2018 left some very clear signs about the way the businesses (crypto or otherwise) raise funds. ICOs have all but died out, disguised as token sales launched from lightly-regulated tropical islands. The great move to allow investors of all backgrounds and creeds to be in with a chance of funding early innovation has been curtailed. And now, upon analyzing data from CB Insights, it looks like IPOs are on their way out as well.
For blockchain companies, particularly in the US, there’s a distinct move toward STOs. At it’s most basic, that means tweaking existing securities exemption laws to make token sales legal.
However, the original method of allowing the (accredited) public to buy-in to companies IPOs are on their way out, too. And that may mean a return to the elitist system of yesteryear where the capital stays in the hands of VCs and private investors.
According to CB Insights, a tech market intelligence platform and data analyst used by the likes of Microsoft and IBM, 2018 was actually a record fundraising year for tech IPO pipeline companies. However, some 81 percent of tech IPOs were unprofitable. In fact, IPOs have never been so unprofitable for investors.

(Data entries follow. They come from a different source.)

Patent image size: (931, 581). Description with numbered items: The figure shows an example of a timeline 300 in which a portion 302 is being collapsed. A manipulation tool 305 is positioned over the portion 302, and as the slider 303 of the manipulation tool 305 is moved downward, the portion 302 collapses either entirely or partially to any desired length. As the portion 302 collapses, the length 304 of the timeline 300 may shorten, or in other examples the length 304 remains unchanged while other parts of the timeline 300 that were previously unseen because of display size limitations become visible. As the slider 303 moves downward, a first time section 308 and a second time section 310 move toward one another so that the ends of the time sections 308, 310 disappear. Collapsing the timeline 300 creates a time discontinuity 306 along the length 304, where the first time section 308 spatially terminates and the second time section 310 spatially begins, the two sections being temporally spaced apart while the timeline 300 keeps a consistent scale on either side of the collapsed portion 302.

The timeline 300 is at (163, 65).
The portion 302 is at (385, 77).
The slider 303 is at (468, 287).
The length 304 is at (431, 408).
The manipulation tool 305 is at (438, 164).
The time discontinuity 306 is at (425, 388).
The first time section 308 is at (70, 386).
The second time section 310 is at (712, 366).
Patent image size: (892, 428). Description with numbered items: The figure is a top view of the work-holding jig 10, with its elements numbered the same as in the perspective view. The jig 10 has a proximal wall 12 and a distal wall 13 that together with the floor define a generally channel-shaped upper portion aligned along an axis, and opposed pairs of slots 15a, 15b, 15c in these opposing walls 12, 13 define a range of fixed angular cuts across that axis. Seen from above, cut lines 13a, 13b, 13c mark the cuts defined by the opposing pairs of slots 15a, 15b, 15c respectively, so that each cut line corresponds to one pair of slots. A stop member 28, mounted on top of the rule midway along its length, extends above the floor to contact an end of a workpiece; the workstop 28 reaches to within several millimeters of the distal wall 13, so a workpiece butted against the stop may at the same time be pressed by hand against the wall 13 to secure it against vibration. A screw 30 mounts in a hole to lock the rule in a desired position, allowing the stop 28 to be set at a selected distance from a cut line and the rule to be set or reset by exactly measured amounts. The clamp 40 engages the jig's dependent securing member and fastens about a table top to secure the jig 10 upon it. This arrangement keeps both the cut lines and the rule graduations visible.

After extensive analysis of 286 of the most highly valued tech companies of the US, CB Insights concludes that it’s time to accept that IPOs are on their way out as well. And that a comeback isn’t going to happen.
IPOs and the Tech Market
One indicator of the health of the tech sector often looked at is the number of companies going public. It’s a rather basic rule of thumb, but often a sign that the industry is doing well.